For younger children (under 11) the Paradis Des Praz is just a short walk from the chalet.
This little chalet has barbecue lunches most days in summer and a wonderful play area, free for customers. The river flows into a lovely shallow pool under the pine trees, and there are forts, bridges and ropes. Pony rides are also available for a small cost. There are plenty of easy walks and bicycle rides surrounding this beautiful spot.
The Parc de Merlet is a 20 hectare park where you can see mountain fauna like Marmots and Ibex in their natural habitat. It’s a lovely place for children to see the animals. Allow about two hours for the park – it also has a pleasant restaurant with beautiful views.
The enormous spiral water slide of the town swimming pool is a perennial favourite. There are five pools: a 25m indoor, 50m outdoor, an indoor and outdoor kids play pool with jacuzzis, water fountains, slides etc and a babies pool.
You can also swim in nearby Lac Passy – surrounded by mountains, this lake has a sandy beaches and places to barbecue. You can also windsurf here, as well as sailing a flotilla of miniature ferries around! Various boats are available for hire and there is a large enclosed play area with floating toys.
The Gaillands (map here) is the perfect place for families to climb – stunning views both from the climbs and around the lake, a pleasant cafe, and bolted routes ranging from 3a to 7b in grade (you can almost walk up a 3a route). Evolution 2 offer courses for children and families, and, most importantly, some great photo opportunities with Mont Blanc towering in the background! Here’s a good blog post, aimed at experienced climbers with kids but useful for anyone: Climbing with kids.
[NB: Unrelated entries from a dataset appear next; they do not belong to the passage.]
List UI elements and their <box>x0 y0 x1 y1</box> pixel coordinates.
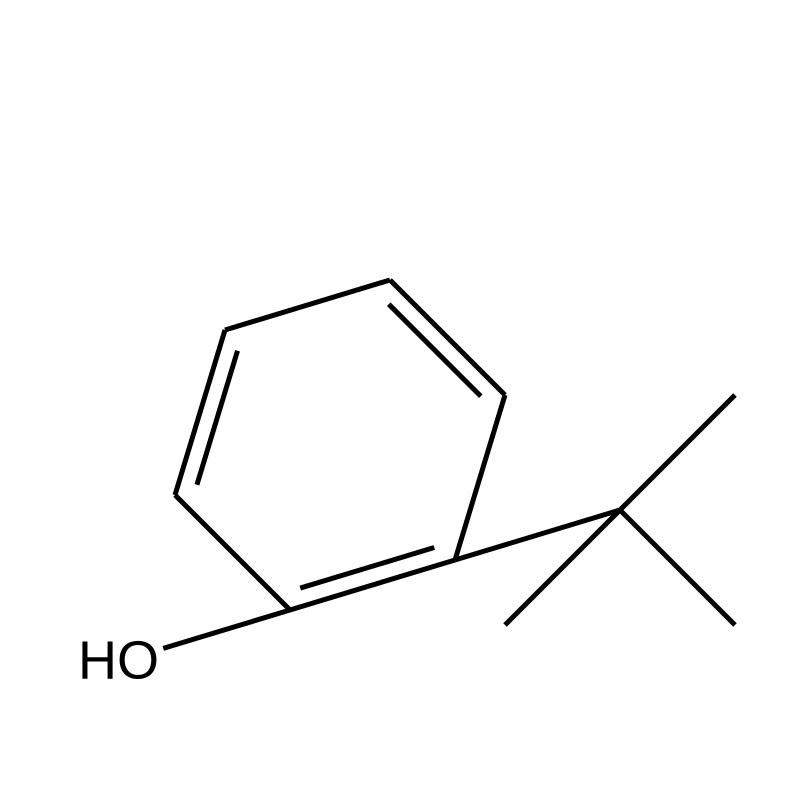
bond-line <box>197 351 238 485</box>
bond-line <box>163 610 290 648</box>
bond-line <box>389 304 481 396</box>
bond-line <box>225 280 390 330</box>
bond-line <box>455 395 505 560</box>
molecule-diagram: HO <box>0 0 800 800</box>
bond-line <box>390 280 505 395</box>
bond-line <box>620 395 735 510</box>
bond-line <box>300 547 434 588</box>
bond-line <box>175 495 290 610</box>
atom-label: HO <box>78 630 159 690</box>
bond-line <box>620 510 735 625</box>
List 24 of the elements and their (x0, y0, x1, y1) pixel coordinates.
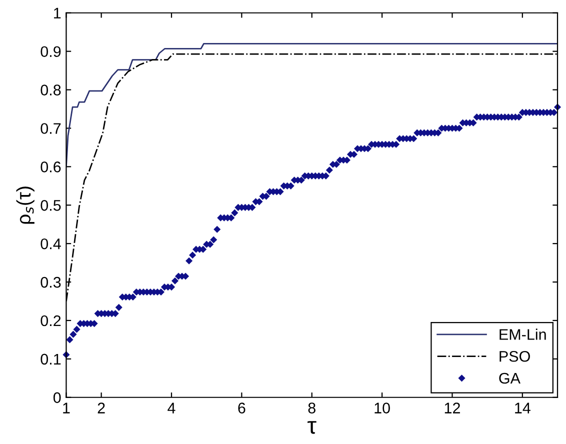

Beautiful and easy cycling routes are clearly signposted around the (mostly) level valley bottom, through the woods and by the river with sensational views. These are either tracks or very quiet back roads. There are also plenty of easy routes around Les Houches.
Bikes can be hired at plenty of places in Chamonix – the nearest is Echo Base by the Flegere lift. For more specialist bikes such as downhill, I recommend Zero G at the far end of town – they will also hire trailers for babies, fat bikes and electric bikes.
See our mountain biking section for the steeper stuff.
More family activities
This is just a start! With horse-riding, tennis (indoor and outdoor), squash, white-water rafting, canyoning, hydrospeeding, paintball, an ice rink, mountain railways, cable cars and more, there’s never a shortage of things to do. There’s also a bowling alley and cinema (English language films shown, extra showings if the weather is bad). Older children can even paraglide with Fly Chamonix!
Family friendly restaurants
Chamonix, like most of France, is a very child friendly place, and most restaurants wholeheartedly welcome children. Kids generally like Savoyarde food, with its emphasis on fun ways to eat melted cheese – fondue, raclette and tartiflette are usually big hits. Particularly child-friendly is Le Robinson, in the woods between the chalet and Chamonix, with its huge garden and play area. Pizzas at Le Cremerie du Moulin, which is only 5 minutes from the chalet, are inexpensive and popular. The ‘gingerbread house’ decor of La Caleche in Chamonix is perfect for a bigger night out. The Rhododendrons is another choice in good weather – its terrace, with attached Boules pitch, gives onto the church green, giving room for kids to play whilst you relax.
Chamonix town is at quite a low altitude by mountain standards, at around 1000m. However, it is not recommended to take under-twos above 2000m, and the Aigiulle du Midi (3842m) is not advised for under-fours. It’s a good idea to check with your doctor in case of any contraindications for your family, and also to acclimatise at valley level for a day or so before going to the higher elevations.